Когда Катя рассказывала мне историю своего отца, когда я рассматривал его на старых фото, в кителе с погонами, в фуражке с белым, поднятым сзади чехлом, когда я читал его книги, мне всегда казалось, что это было очень давно, во всяком случае за много лет до того, как я уехал из Энска. А письма – это было моё детство, то есть совсем другое время. Мне просто не пришло в голову, что эти два совершенно разных времени следовали одно за другим. Здесь была не ошибка памяти, а какая-то совсем другая ошибка.

Тысячу раз я думал о «фоне». Так это о нём писал капитан Татаринов: «Вся экспедиция шлёт ему проклятия». Так это о нём он писал: «Всеми нашими неудачами мы обязаны только ему». А Кораблёв сказал, что в неудаче такого дела нельзя винить одного человека. Капитан думал иначе.

Так это о нём он писал: «Вот как дорого обошлась нам эта услуга». А почему бы, собственно говоря, какому-то «фону» оказывать капитану Татаринову эту услугу? Услугу ему мог оказать богатый двоюродный брат – недаром же я столько слышал от него об этой услуге.

Словом, у меня не было никакого плана действий, когда, в синей парадной курточке, вечером 2 февраля я пришёл к Татариновым и сказал незнакомой девушке, которая открыла мне дверь, что мне нужен Николай Антоныч.

Через открытую дверь было видно, что в столовой пьют чай. Нина Капитоновна негромко сказала что-то, и я увидел её в полосатой шали, сидящую у самовара…

Не знаю, что подумал, увидев меня, Николай Антоныч, но, появившись на пороге, он вздрогнул и немного отступил назад:

– Что тебе нужно?

– Я хотел поговорить с вами.

Он немного подумал.

– Зайди.

Я хотел пройти к нему в кабинет, но он сказал:

– Нет, сюда.

Потом я догадался, что это было нарочно: он заманил меня в столовую, чтобы расправиться со мной перед всеми.

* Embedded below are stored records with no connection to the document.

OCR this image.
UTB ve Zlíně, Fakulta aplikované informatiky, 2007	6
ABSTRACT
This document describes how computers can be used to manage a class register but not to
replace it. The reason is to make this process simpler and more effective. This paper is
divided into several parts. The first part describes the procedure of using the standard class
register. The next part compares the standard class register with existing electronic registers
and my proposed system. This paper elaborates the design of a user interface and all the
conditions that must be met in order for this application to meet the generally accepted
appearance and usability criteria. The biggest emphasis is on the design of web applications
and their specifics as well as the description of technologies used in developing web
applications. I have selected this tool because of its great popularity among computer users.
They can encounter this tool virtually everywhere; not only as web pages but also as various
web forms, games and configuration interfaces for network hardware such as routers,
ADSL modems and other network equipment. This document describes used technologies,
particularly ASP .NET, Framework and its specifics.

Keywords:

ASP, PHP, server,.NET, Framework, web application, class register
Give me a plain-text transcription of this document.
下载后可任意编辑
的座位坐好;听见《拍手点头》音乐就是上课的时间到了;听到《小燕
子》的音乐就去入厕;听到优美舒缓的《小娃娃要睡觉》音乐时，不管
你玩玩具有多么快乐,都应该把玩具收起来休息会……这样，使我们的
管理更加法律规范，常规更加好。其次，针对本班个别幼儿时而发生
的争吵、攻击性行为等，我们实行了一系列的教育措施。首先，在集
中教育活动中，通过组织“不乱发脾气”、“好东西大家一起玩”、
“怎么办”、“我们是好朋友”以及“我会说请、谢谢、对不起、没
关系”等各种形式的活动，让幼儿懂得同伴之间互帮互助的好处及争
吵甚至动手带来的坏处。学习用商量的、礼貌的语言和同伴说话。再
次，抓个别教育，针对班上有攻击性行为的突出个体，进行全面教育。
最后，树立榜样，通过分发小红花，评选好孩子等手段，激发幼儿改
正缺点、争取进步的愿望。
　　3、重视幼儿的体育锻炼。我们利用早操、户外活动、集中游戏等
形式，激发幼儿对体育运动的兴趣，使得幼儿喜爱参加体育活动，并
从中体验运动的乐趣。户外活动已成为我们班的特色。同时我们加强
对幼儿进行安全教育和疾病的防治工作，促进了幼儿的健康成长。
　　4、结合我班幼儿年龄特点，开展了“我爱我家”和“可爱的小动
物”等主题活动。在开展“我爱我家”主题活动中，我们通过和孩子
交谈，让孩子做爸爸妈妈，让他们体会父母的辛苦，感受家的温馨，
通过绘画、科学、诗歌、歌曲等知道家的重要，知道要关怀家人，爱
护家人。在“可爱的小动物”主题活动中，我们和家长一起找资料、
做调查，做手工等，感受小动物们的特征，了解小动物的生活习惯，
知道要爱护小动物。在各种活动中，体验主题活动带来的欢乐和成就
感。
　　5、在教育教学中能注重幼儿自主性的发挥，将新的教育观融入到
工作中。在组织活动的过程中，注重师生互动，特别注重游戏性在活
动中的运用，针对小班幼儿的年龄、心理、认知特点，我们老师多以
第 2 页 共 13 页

Все немного испугались, когда вслед за ним я появился в столовой. Старухи Бубенчиковы, которых я вовсе не ожидал здесь увидеть, одновременно вскочили, и та, что в Энске гналась за мной, уронила на стол чайную ложечку. Катя вошла в столовую с другой стороны и так и замерла на пороге.

Я пробормотал:

– Может быть, здесь неудобно?

– Нет, здесь удобно.

Нужно было сразу поздороваться, как только я вошёл, а теперь, пожалуй, не стоило, но я все-таки поклонился. Никто не ответил, только Нина Капитоновна чуть заметно кивнула.

– Ну-с?

– Вы сказали Ивану Павлычу, что капитан Татаринов писал вам о каком-то фон Вышимирском. Мне это необходимо знать, потому что выходит, будто я нарочно уверял Марью Васильевну, только для того, чтобы как-то насолить вам. Так думает, например, Кораблёв. И другие… Одним словом, я прошу вас показать мне эти письма, посредством которых вы хотите доказать, что в гибели экспедиции виноват какой-то фон Вышимирский, а в смерти… (я проглотил это слово)… во всём остальном – я.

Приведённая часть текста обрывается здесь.